Combine fruit cereal, 2 eggs, diced bread, 1 tablespoon brown sugar and 2 tablespoons butter. Mince liver and stir into mixture. Season with salt and pepper. Stuff duck with liver mixture and secure with kitchen twine. Melt remaining butter in a pan and sear duck on both sides. Place duck on the lowest rack in an oven preheated to 200°C (approximately 400°F) for 90 minutes. Flip duck after 1 hour and pierce skin with a fork. Add greens, quartered onion stock and red wine to pan.

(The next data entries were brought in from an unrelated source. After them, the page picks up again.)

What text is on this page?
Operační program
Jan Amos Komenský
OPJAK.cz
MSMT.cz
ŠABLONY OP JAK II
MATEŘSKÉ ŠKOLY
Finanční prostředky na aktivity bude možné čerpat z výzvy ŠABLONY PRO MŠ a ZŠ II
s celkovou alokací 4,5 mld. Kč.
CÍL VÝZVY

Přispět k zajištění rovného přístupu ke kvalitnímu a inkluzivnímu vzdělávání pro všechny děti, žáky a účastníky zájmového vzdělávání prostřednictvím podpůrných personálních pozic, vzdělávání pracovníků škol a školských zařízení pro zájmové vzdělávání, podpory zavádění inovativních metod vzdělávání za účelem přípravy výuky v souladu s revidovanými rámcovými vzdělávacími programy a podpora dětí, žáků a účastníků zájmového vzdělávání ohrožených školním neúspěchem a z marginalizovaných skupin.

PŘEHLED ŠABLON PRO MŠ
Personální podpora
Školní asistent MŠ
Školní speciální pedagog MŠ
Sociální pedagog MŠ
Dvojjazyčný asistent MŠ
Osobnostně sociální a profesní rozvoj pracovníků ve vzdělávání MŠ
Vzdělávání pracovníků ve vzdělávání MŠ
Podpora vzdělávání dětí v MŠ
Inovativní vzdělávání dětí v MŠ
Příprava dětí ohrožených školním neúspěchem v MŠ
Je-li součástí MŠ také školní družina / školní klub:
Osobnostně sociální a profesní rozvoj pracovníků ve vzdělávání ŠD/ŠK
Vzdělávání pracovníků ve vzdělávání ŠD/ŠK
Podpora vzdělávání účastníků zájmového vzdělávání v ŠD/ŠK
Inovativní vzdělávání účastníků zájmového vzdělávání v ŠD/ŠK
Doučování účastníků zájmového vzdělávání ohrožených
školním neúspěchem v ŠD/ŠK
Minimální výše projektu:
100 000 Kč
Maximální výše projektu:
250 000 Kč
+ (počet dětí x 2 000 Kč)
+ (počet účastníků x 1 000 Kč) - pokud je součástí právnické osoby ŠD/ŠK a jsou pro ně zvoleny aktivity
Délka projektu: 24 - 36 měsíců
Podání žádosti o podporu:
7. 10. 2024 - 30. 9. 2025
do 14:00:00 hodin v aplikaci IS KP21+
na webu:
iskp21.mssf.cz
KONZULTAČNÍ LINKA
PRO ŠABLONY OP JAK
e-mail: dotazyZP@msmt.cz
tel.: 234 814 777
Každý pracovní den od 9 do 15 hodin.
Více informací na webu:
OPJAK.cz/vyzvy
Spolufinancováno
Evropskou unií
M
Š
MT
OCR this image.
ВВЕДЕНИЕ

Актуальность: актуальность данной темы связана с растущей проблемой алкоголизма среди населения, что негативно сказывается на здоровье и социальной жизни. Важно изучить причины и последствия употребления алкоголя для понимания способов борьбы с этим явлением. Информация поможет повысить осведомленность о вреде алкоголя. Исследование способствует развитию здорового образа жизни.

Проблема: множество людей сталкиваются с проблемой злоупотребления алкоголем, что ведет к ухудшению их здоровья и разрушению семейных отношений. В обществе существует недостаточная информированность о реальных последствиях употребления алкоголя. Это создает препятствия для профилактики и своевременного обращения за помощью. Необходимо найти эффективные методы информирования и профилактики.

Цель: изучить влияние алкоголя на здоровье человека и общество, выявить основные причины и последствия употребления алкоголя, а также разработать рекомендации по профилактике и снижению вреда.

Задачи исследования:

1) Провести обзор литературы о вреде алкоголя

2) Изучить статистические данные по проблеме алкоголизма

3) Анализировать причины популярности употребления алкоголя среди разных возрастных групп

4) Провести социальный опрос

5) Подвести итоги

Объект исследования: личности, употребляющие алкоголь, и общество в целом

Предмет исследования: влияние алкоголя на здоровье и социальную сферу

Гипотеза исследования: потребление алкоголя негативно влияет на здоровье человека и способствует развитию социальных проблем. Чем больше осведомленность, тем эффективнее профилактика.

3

Boil milk, season with pepper and salt, add semolina and briefly boil. Beat 2 egg whites until stiff, add chopped parsley and fold into semolina. Pour into 4-6 buttered ramekins and bake in an oven preheated to 220°C (approximately 425°F) for 20 minutes. Cover with parchment paper after 10 minutes of baking time. Remove ramekins from oven, let cool, release from ramekins and cut in half horizontally. Heat butter in a pan and brown semolina cakes on both sides.
Carve duck and remove filling. Plate duck, filling, cabbage and semolina cakes. Serve drizzled with pan juices.